DJ Shecky: Do you guys have an idea yet of what sort of bandwidth consumption this is all going to wind up taking?
Brian: So we're still running tests, but everything we've seen so far is that it's negligible. You really cannot see the difference. We've run tests on dial-up connections, we've run them on DSL connections, cable modems, and so right now, everything looks really positive, but again, that's where the opt-out comes in handy, that if -- in some rare circumstance -- there is some sort of bandwidth hit, they can opt-out, but I really do not forsee that being a problem whatsoever.
DJ Shecky: Templar, I'm sure you have another question for them.
DJ Templar: Yeah. If we could get back to the community-generated content for a sec, Tony V. from Infinity posted on our forums to ask about if it would be possible for you to go into some more detail about how it will be used compared to the revenue-generating content, if there is going to be like a set amount of space set aside for community content, or if it's going to vary depending upon demand from actual paid content, and whether you guys have worked on any ratios, or how that's going to work.

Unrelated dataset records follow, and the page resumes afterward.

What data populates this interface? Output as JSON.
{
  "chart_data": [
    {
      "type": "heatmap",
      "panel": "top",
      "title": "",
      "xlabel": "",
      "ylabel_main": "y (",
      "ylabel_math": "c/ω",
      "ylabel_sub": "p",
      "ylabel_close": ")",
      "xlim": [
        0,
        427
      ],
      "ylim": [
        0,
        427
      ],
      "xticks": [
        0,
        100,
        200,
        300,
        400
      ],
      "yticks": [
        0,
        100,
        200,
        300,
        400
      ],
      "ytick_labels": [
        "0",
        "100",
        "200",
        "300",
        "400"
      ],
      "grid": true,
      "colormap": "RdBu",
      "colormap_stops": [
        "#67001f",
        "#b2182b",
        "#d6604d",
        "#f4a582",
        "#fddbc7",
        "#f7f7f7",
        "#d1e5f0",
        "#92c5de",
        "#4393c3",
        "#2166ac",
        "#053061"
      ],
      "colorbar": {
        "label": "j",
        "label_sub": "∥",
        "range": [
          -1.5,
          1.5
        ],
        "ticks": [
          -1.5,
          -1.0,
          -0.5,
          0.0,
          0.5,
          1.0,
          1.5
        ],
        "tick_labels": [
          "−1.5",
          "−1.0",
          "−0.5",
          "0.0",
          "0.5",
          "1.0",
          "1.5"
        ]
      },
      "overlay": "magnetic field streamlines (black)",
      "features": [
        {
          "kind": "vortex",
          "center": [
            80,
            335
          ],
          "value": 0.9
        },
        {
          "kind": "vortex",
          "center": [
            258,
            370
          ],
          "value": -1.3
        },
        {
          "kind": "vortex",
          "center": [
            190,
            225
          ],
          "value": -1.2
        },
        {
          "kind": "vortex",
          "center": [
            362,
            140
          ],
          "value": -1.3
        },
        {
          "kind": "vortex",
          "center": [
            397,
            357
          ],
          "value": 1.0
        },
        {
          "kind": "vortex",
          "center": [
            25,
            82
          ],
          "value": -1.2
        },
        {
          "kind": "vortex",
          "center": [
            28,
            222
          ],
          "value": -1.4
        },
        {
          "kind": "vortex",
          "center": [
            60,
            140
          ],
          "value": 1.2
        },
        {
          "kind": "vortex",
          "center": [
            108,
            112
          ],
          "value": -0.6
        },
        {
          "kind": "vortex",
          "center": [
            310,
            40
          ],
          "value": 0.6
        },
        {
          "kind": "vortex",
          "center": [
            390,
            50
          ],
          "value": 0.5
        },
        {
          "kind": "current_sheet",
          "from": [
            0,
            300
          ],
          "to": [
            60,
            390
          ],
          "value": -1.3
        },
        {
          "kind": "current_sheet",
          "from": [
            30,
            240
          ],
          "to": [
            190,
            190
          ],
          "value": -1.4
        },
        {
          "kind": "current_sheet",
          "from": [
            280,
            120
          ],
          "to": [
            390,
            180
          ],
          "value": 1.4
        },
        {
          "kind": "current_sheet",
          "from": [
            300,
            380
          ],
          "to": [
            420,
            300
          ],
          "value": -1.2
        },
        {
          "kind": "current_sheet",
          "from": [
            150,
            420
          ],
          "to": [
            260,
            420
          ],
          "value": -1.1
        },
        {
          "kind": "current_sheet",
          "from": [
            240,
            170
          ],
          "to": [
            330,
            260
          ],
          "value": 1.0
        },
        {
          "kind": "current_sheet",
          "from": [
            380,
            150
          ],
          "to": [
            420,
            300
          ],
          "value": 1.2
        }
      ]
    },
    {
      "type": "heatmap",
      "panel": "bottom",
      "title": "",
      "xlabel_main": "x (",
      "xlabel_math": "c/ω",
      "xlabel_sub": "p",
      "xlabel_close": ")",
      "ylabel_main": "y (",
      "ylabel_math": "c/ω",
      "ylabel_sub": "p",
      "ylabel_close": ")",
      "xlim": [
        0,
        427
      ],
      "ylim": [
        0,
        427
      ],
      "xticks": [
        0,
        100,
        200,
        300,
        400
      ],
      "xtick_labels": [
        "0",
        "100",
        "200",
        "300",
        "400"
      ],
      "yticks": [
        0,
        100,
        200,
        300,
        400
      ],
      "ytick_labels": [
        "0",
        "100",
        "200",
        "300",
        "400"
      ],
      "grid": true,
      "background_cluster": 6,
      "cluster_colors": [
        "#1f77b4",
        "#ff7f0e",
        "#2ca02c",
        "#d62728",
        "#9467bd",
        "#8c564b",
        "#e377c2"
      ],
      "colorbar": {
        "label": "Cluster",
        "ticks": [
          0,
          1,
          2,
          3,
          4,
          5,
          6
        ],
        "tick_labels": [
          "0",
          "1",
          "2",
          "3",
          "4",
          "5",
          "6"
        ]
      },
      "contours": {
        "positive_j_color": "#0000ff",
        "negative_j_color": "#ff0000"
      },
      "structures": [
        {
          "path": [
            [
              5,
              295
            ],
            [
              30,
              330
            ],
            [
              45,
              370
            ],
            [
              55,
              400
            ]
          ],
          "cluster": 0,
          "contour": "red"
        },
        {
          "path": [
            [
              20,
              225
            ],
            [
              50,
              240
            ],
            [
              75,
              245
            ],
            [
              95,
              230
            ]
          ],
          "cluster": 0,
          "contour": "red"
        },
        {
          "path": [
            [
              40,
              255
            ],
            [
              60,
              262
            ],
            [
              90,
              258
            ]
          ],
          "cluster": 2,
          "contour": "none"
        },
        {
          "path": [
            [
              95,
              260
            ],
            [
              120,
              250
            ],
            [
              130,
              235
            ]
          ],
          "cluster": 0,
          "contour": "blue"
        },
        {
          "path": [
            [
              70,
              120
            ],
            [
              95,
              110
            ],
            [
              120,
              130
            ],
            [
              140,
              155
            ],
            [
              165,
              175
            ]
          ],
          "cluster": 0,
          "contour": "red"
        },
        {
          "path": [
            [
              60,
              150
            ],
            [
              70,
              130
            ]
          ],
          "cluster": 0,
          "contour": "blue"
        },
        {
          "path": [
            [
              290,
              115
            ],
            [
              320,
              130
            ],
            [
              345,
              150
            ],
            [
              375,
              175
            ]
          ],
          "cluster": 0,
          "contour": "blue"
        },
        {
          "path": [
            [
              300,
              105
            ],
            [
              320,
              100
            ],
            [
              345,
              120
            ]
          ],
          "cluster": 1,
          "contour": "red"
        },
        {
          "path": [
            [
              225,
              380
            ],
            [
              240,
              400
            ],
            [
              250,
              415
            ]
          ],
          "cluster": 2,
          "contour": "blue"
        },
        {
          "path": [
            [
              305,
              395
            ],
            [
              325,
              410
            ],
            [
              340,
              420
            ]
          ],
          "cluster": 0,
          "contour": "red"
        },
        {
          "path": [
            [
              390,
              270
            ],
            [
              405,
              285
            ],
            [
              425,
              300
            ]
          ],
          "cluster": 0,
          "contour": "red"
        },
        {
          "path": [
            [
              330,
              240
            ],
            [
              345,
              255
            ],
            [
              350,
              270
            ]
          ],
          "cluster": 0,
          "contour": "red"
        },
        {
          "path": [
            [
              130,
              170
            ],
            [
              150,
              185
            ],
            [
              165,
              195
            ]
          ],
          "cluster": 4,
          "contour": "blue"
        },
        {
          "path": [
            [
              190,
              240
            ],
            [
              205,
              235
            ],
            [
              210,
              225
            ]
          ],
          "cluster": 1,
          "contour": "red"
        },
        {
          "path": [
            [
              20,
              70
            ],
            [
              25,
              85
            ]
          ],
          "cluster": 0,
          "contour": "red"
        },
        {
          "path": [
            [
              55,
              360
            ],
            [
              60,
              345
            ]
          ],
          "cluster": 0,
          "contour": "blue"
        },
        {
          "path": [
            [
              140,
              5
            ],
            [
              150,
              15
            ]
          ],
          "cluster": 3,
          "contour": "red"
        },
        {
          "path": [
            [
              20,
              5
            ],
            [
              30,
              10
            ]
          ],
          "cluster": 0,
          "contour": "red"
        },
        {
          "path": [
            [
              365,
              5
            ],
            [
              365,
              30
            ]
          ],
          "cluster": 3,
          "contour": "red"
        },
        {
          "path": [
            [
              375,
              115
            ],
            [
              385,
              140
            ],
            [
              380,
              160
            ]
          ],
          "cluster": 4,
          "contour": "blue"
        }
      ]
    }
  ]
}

Positron: Well, as far as I know, we haven't actually set any sort of ratios for that ... all of the community-generated stuff. We definitely want to put it in the rotation of the ads that are presented to the players, but I don't know what the ratio of what it's going to be is.

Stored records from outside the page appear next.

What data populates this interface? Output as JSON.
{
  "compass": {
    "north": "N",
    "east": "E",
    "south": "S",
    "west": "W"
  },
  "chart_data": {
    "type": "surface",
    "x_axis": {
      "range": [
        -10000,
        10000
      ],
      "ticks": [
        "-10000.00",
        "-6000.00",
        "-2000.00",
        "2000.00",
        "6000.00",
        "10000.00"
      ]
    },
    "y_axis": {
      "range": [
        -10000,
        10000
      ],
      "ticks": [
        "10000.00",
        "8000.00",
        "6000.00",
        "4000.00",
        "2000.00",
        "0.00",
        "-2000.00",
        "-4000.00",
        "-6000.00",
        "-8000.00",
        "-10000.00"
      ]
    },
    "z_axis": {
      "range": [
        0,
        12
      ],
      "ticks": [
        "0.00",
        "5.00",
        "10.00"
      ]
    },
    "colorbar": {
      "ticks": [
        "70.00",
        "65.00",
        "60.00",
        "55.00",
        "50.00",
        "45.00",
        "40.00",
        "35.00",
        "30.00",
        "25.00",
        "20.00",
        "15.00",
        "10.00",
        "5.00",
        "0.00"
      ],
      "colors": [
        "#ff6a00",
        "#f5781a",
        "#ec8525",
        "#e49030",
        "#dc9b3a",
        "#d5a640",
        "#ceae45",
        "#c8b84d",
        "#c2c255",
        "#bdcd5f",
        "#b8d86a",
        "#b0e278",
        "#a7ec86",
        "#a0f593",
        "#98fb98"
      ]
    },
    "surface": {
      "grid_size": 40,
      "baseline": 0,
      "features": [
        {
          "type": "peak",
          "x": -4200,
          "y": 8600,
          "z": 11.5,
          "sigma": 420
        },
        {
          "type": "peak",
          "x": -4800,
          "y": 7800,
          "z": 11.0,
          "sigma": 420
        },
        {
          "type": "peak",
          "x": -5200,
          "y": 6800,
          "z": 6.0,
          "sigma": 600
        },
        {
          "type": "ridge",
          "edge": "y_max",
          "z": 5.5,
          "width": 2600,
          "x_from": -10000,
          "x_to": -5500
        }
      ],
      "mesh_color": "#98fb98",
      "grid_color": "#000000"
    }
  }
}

Brian: And I expect actually that ratio will be changing. Depending on where our official ad pipeline is at, at times you'll see a lot more community stuff being run, and other times you'll probably see more paid for being run, but you'll always see community ads being run in some capacity.
DJ Templar: Okay. Are the existing in-game ads -- the Chris Jenkins, the City of Gyros, and that sort of thing -- are those going to be going away if you're opted into the new initiative?
Positron: No, they'll be put in the rotation with everything else.
DJ Templar: Oh, okay. One of the questions that I've been asked a lot -- especially with regard to the community content -- is "oh my God, how much is this going to cost?" Is there going to be a different price structure for player content as opposed to corporate content, or is that a yet-to-be-determined sort of thing?
Brian: So we're still working all these things out. My intention is not to charge from a community perspective for those sorts of things. But I can certainly see where people want to post anniversaries or things like that, and certainly you need a barrier to entry to do some things like that. We'll look at it, but certainly the intention here with in-game advertising is we'll make some revenue here from the advertisers, we'll put it directly into the development team to further improve the product, and all the community fun things that we have planned will just sort of be additive fun things at the end of the day.
Lighthouse: And I think one other thing to mention with anything that's coming in through the community is going to go through the same review process that the regular ads are going to be going through the team here and making sure that everybody has buyoff that this is an immersive thing that looks good in the game, it's appropriate for what we want to have out there on these billboards, so it'll always fit.
DJ Shecky: How often will the ads be rotating? If you zone out, and then zone back in two minutes later, are they going to be different? Or if you turn around, are you going to see a different ad? Or are two people going to look at the same billboard and see two different ads?
Positron: I'm actually not exactly sure on how that works. I can grab a programmer here in a minute -- probably in the next break -- and get you a better answer on that one. But I believe it's served per-client, so different clients will possibly see different ads, and we also ... Double Fusion makes sure that you don't see the same ad over and over and over and over again, so there will be a variety so you won't just see the same single ad on every billboard in the zone.
DJ Templar: Speaking about revenue, the initial announcement states that all the all the revenue generated by ad sales in this program go towards City of Heroes development, City of Villains development, and there's been some people that say "well sure it is, it's being used for all sorts of that we have no way of knowing." So if you could, just reiterate for us where this money is going and how it's being used.
Brian: I'd be happy to. So, we certainly don't want ads in our game for the sake of just having ads, right? And so it was very important that we were able to sort of work with the executive management within NCsoft to ensure that every dollar that is coming from in-game advertising be contributed directly back to the development team. And what I like about this is that this is really one of the few -- maybe the only -- opportunity for players to directly contribute to the development team's budget without actually having to open their wallet. And so, if we do everything right, and we implement things in a way that is seamless and immersive and additive to the overall feel of our current zones, then I think this is going to be a big win for the community and for the dev team, and we're going to have a lot more resources to work with, hopefully, and bring you guys cooler and more content.
Positron: Yeah, I would love to do like I did with the wedding pack and be able to point out features that the advertising revenue has bought you guys. And we'll see exactly how that is going to work out in the future.
DJ Templar: I think there was something on the forums about how revenue from the wedding pack helped make the VEATs a reality. Is that accurate?
Positron: Accurately, what happened was we had originally scheduled them for Issue 13, but because of the wedding pack sales, we were able to fast-track them, and put some more resources into them, and get them into Issue 12.